Refer Table A-5, “Saturated water-Pressure table”.

The temperature $\left(T_2\right)$ at state 2 corresponding to the pressure of $50\text{kPa}$ is $81.32°\text{C}$.

Thus, the exit temperature of flash chamber is $81.32°\text{C}$.

Substitute $990.14\text{kJ/kg}$ for $h_2$, $340.54\text{kJ/kg}$ for $h_{f,2}$, and $2304.7\text{kJ/kg}$ for $h_{fg,2}$ in Equation (IV).

$\begin{array}{c}{x}_2=\frac{990.14\text{kJ/kg}-340.54\text{kJ/kg}}{2304.7\text{kJ/kg}}\\ =0.28186\end{array}$

Substitute $0.28186$ for $x_2$ and $50\text{kg/s}$ for ${\dot{m}}_2$ in Equation (VI).

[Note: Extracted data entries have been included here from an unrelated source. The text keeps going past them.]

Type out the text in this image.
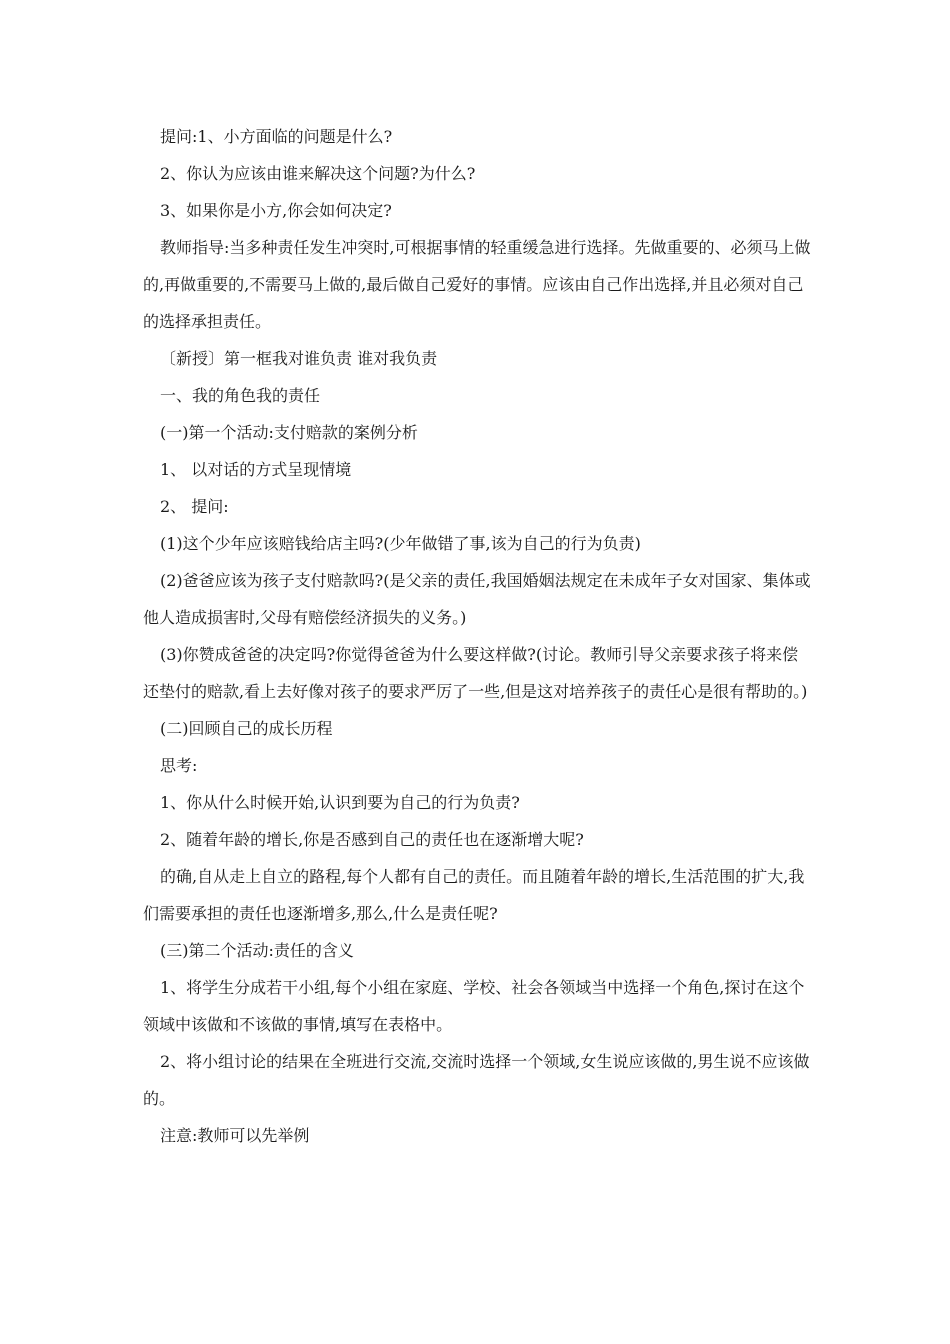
提问:1、小方面临的问题是什么?

2、你认为应该由谁来解决这个问题?为什么?

3、如果你是小方,你会如何决定?

教师指导:当多种责任发生冲突时,可根据事情的轻重缓急进行选择。先做重要的、必须马上做的,再做重要的,不需要马上做的,最后做自己爱好的事情。应该由自己作出选择,并且必须对自己的选择承担责任。

〔新授〕第一框我对谁负责 谁对我负责

一、我的角色我的责任

(一)第一个活动:支付赔款的案例分析

1、 以对话的方式呈现情境

2、 提问:

(1)这个少年应该赔钱给店主吗?(少年做错了事,该为自己的行为负责)

(2)爸爸应该为孩子支付赔款吗?(是父亲的责任,我国婚姻法规定在未成年子女对国家、集体或他人造成损害时,父母有赔偿经济损失的义务。)

(3)你赞成爸爸的决定吗?你觉得爸爸为什么要这样做?(讨论。教师引导父亲要求孩子将来偿还垫付的赔款,看上去好像对孩子的要求严厉了一些,但是这对培养孩子的责任心是很有帮助的。)

(二)回顾自己的成长历程

思考:

1、你从什么时候开始,认识到要为自己的行为负责?

2、随着年龄的增长,你是否感到自己的责任也在逐渐增大呢?

的确,自从走上自立的路程,每个人都有自己的责任。而且随着年龄的增长,生活范围的扩大,我们需要承担的责任也逐渐增多,那么,什么是责任呢?

(三)第二个活动:责任的含义

1、将学生分成若干小组,每个小组在家庭、学校、社会各领域当中选择一个角色,探讨在这个领域中该做和不该做的事情,填写在表格中。

2、将小组讨论的结果在全班进行交流,交流时选择一个领域,女生说应该做的,男生说不应该做的。

注意:教师可以先举例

$\begin{array}{c}{\dot{m}}_3=0.28186\left(50\text{kg/s}\right)\\ =14.093\text{kg/s}\\ \simeq 14.1\text{kg/s}\end{array}$

Substitute $14.1\text{kg/s}$ for ${\dot{m}}_3$, $2645.2\text{kJ/kg}$ for $h_3$, and $2491.1\text{kJ/kg}$ for $h_4$ in

Equation (III).

$\begin{array}{c}{\dot{W}}_{\text{T}}=14.1\text{kg/s}\left(2645.2\text{kJ/kg}-2491.1\text{kJ/kg}\right)\\ =14.1\text{kg/s}\left(154.1\text{kJ/kg}\right)\\ =2172.81\text{kJ/s}\times \frac{1\text{kW}}{1\text{kJ/s}}\\ =2173\text{kW}\end{array}$

Thus, the power output turbine is $2173\text{kW}$.